Colleagues Recall Chief Justice's Early Days
His skills as a litigator still serve him on the court.
Still, sometimes Roberts' self-assurance backfired. On behalf of a private client in a 1998 Federal Credit Union Act case, Roberts was quick to respond to a question that had been posed earlier by Justice Anthony Kennedy to then-solicitor general Seth Waxman. "First of all, that's beside the point," Roberts said. Kennedy defended his point, and Roberts lost Kennedy's vote and the case, 5-4. Roberts' statement "might have been worded more artfully to have avoided alienating the justice," David Frederick wrote in his 2003 book Supreme Court and Appellate Advocacy.

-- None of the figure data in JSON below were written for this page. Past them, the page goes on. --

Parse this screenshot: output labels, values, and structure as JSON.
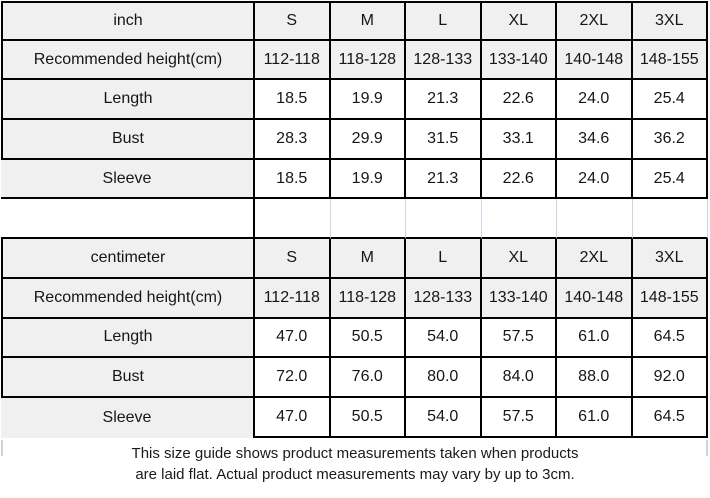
{
  "page": {
    "background": "#ffffff"
  },
  "table": {
    "border_color": "#000000",
    "header_fill": "#f0f0f0",
    "gridline_color": "#c9d5e4",
    "rows": [
      {
        "kind": "header",
        "label": "inch",
        "cells": [
          "S",
          "M",
          "L",
          "XL",
          "2XL",
          "3XL"
        ]
      },
      {
        "kind": "header",
        "label": "Recommended height(cm)",
        "cells": [
          "112-118",
          "118-128",
          "128-133",
          "133-140",
          "140-148",
          "148-155"
        ]
      },
      {
        "kind": "data",
        "label": "Length",
        "cells": [
          "18.5",
          "19.9",
          "21.3",
          "22.6",
          "24.0",
          "25.4"
        ]
      },
      {
        "kind": "data",
        "label": "Bust",
        "cells": [
          "28.3",
          "29.9",
          "31.5",
          "33.1",
          "34.6",
          "36.2"
        ]
      },
      {
        "kind": "data sleeve",
        "label": "Sleeve",
        "cells": [
          "18.5",
          "19.9",
          "21.3",
          "22.6",
          "24.0",
          "25.4"
        ]
      },
      {
        "kind": "spacer",
        "label": "",
        "cells": [
          "",
          "",
          "",
          "",
          "",
          ""
        ]
      },
      {
        "kind": "header",
        "label": "centimeter",
        "cells": [
          "S",
          "M",
          "L",
          "XL",
          "2XL",
          "3XL"
        ]
      },
      {
        "kind": "header",
        "label": "Recommended height(cm)",
        "cells": [
          "112-118",
          "118-128",
          "128-133",
          "133-140",
          "140-148",
          "148-155"
        ]
      },
      {
        "kind": "data",
        "label": "Length",
        "cells": [
          "47.0",
          "50.5",
          "54.0",
          "57.5",
          "61.0",
          "64.5"
        ]
      },
      {
        "kind": "data",
        "label": "Bust",
        "cells": [
          "72.0",
          "76.0",
          "80.0",
          "84.0",
          "88.0",
          "92.0"
        ]
      },
      {
        "kind": "data sleeve sleeve-last",
        "label": "Sleeve",
        "cells": [
          "47.0",
          "50.5",
          "54.0",
          "57.5",
          "61.0",
          "64.5"
        ]
      }
    ]
  },
  "footer": {
    "line1": "This size guide shows product measurements taken when products",
    "line2": "are laid flat. Actual product measurements may vary by up to 3cm."
  },
  "chart_data": {
    "type": "table",
    "title": "Size guide (product measurements, laid flat)",
    "sections": [
      {
        "unit": "inch",
        "columns": [
          "S",
          "M",
          "L",
          "XL",
          "2XL",
          "3XL"
        ],
        "rows": [
          {
            "label": "Recommended height(cm)",
            "values": [
              "112-118",
              "118-128",
              "128-133",
              "133-140",
              "140-148",
              "148-155"
            ]
          },
          {
            "label": "Length",
            "values": [
              18.5,
              19.9,
              21.3,
              22.6,
              24.0,
              25.4
            ]
          },
          {
            "label": "Bust",
            "values": [
              28.3,
              29.9,
              31.5,
              33.1,
              34.6,
              36.2
            ]
          },
          {
            "label": "Sleeve",
            "values": [
              18.5,
              19.9,
              21.3,
              22.6,
              24.0,
              25.4
            ]
          }
        ]
      },
      {
        "unit": "centimeter",
        "columns": [
          "S",
          "M",
          "L",
          "XL",
          "2XL",
          "3XL"
        ],
        "rows": [
          {
            "label": "Recommended height(cm)",
            "values": [
              "112-118",
              "118-128",
              "128-133",
              "133-140",
              "140-148",
              "148-155"
            ]
          },
          {
            "label": "Length",
            "values": [
              47.0,
              50.5,
              54.0,
              57.5,
              61.0,
              64.5
            ]
          },
          {
            "label": "Bust",
            "values": [
              72.0,
              76.0,
              80.0,
              84.0,
              88.0,
              92.0
            ]
          },
          {
            "label": "Sleeve",
            "values": [
              47.0,
              50.5,
              54.0,
              57.5,
              61.0,
              64.5
            ]
          }
        ]
      }
    ],
    "note": "This size guide shows product measurements taken when products are laid flat. Actual product measurements may vary by up to 3cm."
  }
}
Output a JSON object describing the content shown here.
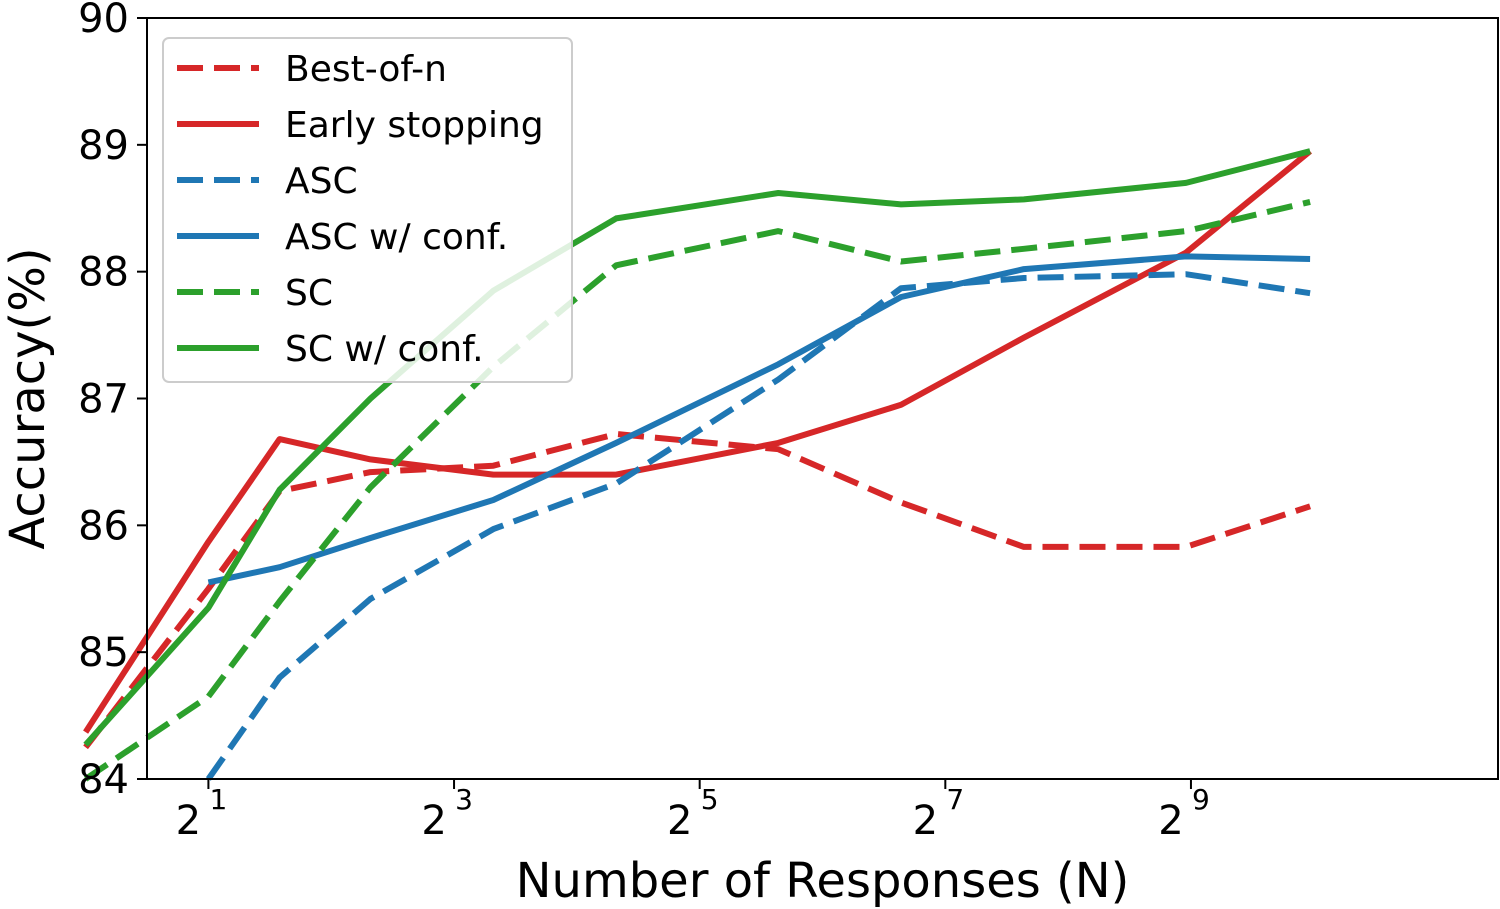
{
  "chart_data": {
    "type": "line",
    "xlabel": "Number of Responses (N)",
    "ylabel": "Accuracy(%)",
    "x_scale": "log2",
    "xlim_log2": [
      0.5,
      11.5
    ],
    "ylim": [
      84,
      90
    ],
    "x_ticks": [
      {
        "base": "2",
        "exp": "1",
        "log2": 1
      },
      {
        "base": "2",
        "exp": "3",
        "log2": 3
      },
      {
        "base": "2",
        "exp": "5",
        "log2": 5
      },
      {
        "base": "2",
        "exp": "7",
        "log2": 7
      },
      {
        "base": "2",
        "exp": "9",
        "log2": 9
      }
    ],
    "y_ticks": [
      "84",
      "85",
      "86",
      "87",
      "88",
      "89",
      "90"
    ],
    "legend_position": "top-left",
    "x_log2": [
      0,
      1,
      1.58,
      2.32,
      3.32,
      4.32,
      5.64,
      6.64,
      7.64,
      8.96,
      9.97
    ],
    "series": [
      {
        "name": "Best-of-n",
        "color": "#d62728",
        "dashed": true,
        "values": [
          84.25,
          85.5,
          86.27,
          86.42,
          86.47,
          86.72,
          86.6,
          86.18,
          85.83,
          85.83,
          86.15
        ]
      },
      {
        "name": "Early stopping",
        "color": "#d62728",
        "dashed": false,
        "values": [
          84.37,
          85.87,
          86.68,
          86.52,
          86.4,
          86.4,
          86.65,
          86.95,
          87.48,
          88.15,
          88.95
        ]
      },
      {
        "name": "ASC",
        "color": "#1f77b4",
        "dashed": true,
        "values": [
          null,
          84.0,
          84.8,
          85.42,
          85.97,
          86.33,
          87.15,
          87.87,
          87.95,
          87.98,
          87.83
        ]
      },
      {
        "name": "ASC w/ conf.",
        "color": "#1f77b4",
        "dashed": false,
        "values": [
          null,
          85.55,
          85.67,
          85.9,
          86.2,
          86.65,
          87.27,
          87.8,
          88.02,
          88.12,
          88.1
        ]
      },
      {
        "name": "SC",
        "color": "#2ca02c",
        "dashed": true,
        "values": [
          84.0,
          84.65,
          85.4,
          86.3,
          87.25,
          88.05,
          88.32,
          88.08,
          88.18,
          88.32,
          88.55
        ]
      },
      {
        "name": "SC w/ conf.",
        "color": "#2ca02c",
        "dashed": false,
        "values": [
          84.27,
          85.35,
          86.28,
          87.0,
          87.85,
          88.42,
          88.62,
          88.53,
          88.57,
          88.7,
          88.95
        ]
      }
    ]
  }
}
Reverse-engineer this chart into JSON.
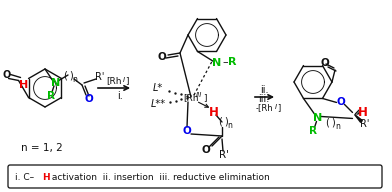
{
  "background_color": "#ffffff",
  "green_color": "#00bb00",
  "red_color": "#ee0000",
  "blue_color": "#0000ee",
  "black_color": "#111111",
  "figsize": [
    3.92,
    1.92
  ],
  "dpi": 100,
  "n_label": "n = 1, 2",
  "footnote_parts": [
    "i. C–",
    "H",
    " activation  ii. insertion  iii. reductive elimination"
  ]
}
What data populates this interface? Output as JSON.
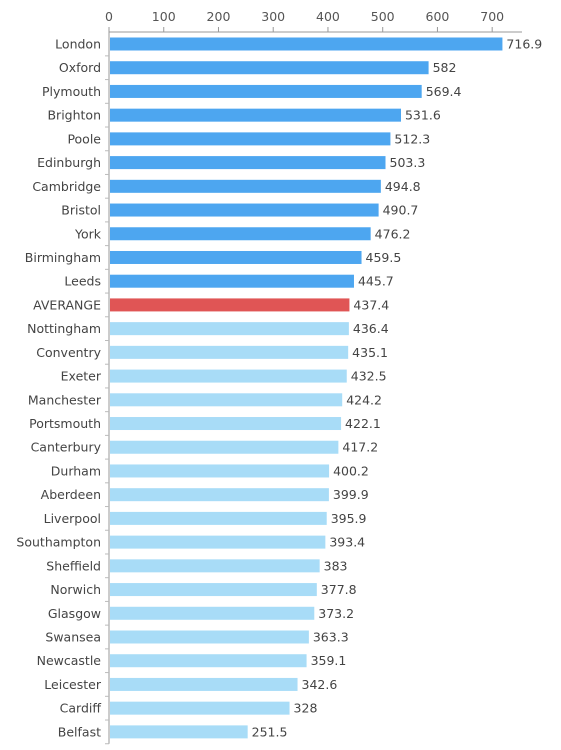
{
  "chart_data": {
    "type": "bar",
    "orientation": "horizontal",
    "title": "",
    "xlabel": "",
    "ylabel": "",
    "xlim": [
      0,
      750
    ],
    "x_ticks": [
      0,
      100,
      200,
      300,
      400,
      500,
      600,
      700
    ],
    "x_axis_position": "top",
    "grid": false,
    "legend": "none",
    "categories": [
      "London",
      "Oxford",
      "Plymouth",
      "Brighton",
      "Poole",
      "Edinburgh",
      "Cambridge",
      "Bristol",
      "York",
      "Birmingham",
      "Leeds",
      "AVERANGE",
      "Nottingham",
      "Conventry",
      "Exeter",
      "Manchester",
      "Portsmouth",
      "Canterbury",
      "Durham",
      "Aberdeen",
      "Liverpool",
      "Southampton",
      "Sheffield",
      "Norwich",
      "Glasgow",
      "Swansea",
      "Newcastle",
      "Leicester",
      "Cardiff",
      "Belfast"
    ],
    "values": [
      716.9,
      582,
      569.4,
      531.6,
      512.3,
      503.3,
      494.8,
      490.7,
      476.2,
      459.5,
      445.7,
      437.4,
      436.4,
      435.1,
      432.5,
      424.2,
      422.1,
      417.2,
      400.2,
      399.9,
      395.9,
      393.4,
      383,
      377.8,
      373.2,
      363.3,
      359.1,
      342.6,
      328,
      251.5
    ],
    "value_labels": [
      "716.9",
      "582",
      "569.4",
      "531.6",
      "512.3",
      "503.3",
      "494.8",
      "490.7",
      "476.2",
      "459.5",
      "445.7",
      "437.4",
      "436.4",
      "435.1",
      "432.5",
      "424.2",
      "422.1",
      "417.2",
      "400.2",
      "399.9",
      "395.9",
      "393.4",
      "383",
      "377.8",
      "373.2",
      "363.3",
      "359.1",
      "342.6",
      "328",
      "251.5"
    ],
    "colors": {
      "above_average": "#4da6f0",
      "average": "#e05555",
      "below_average": "#a8dcf7"
    }
  }
}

Roberts learned from his missteps. He told this reporter in 2000, "Impassioned rhetoric doesn't work with the Supreme Court. If it did, I'd become impassioned."
Another crucial strategy came into play when he was the second lawyer to approach the lectern. Advocates are advised not to prepare a script for any part of the argument, but Roberts made a special point of not planning what he would say in the role of appellee. He preferred to listen to his adversary and pick up where he or she left off — or more importantly, where the justices left off, to respond appropriately.He carried that strategy to his confirmation hearing in 2005. The Senate Judiciary Committee wanted him to submit his written statement four days before the hearing. He refused, telling the staff, "I don't know what it is going to be, because I am going to be listening to what you say, and I have to react to that."
Roberts left the lectern for good in 2003, moving to the U.S. Court of Appeals for the D.C. Circuit before taking his current post. He said recently, "I miss a little bit the competitive edge. On the court, you don't win or lose a case," though in private practice you do. "That gives you an edge to your work." But Roberts paused and added, "I have no great desire to go back."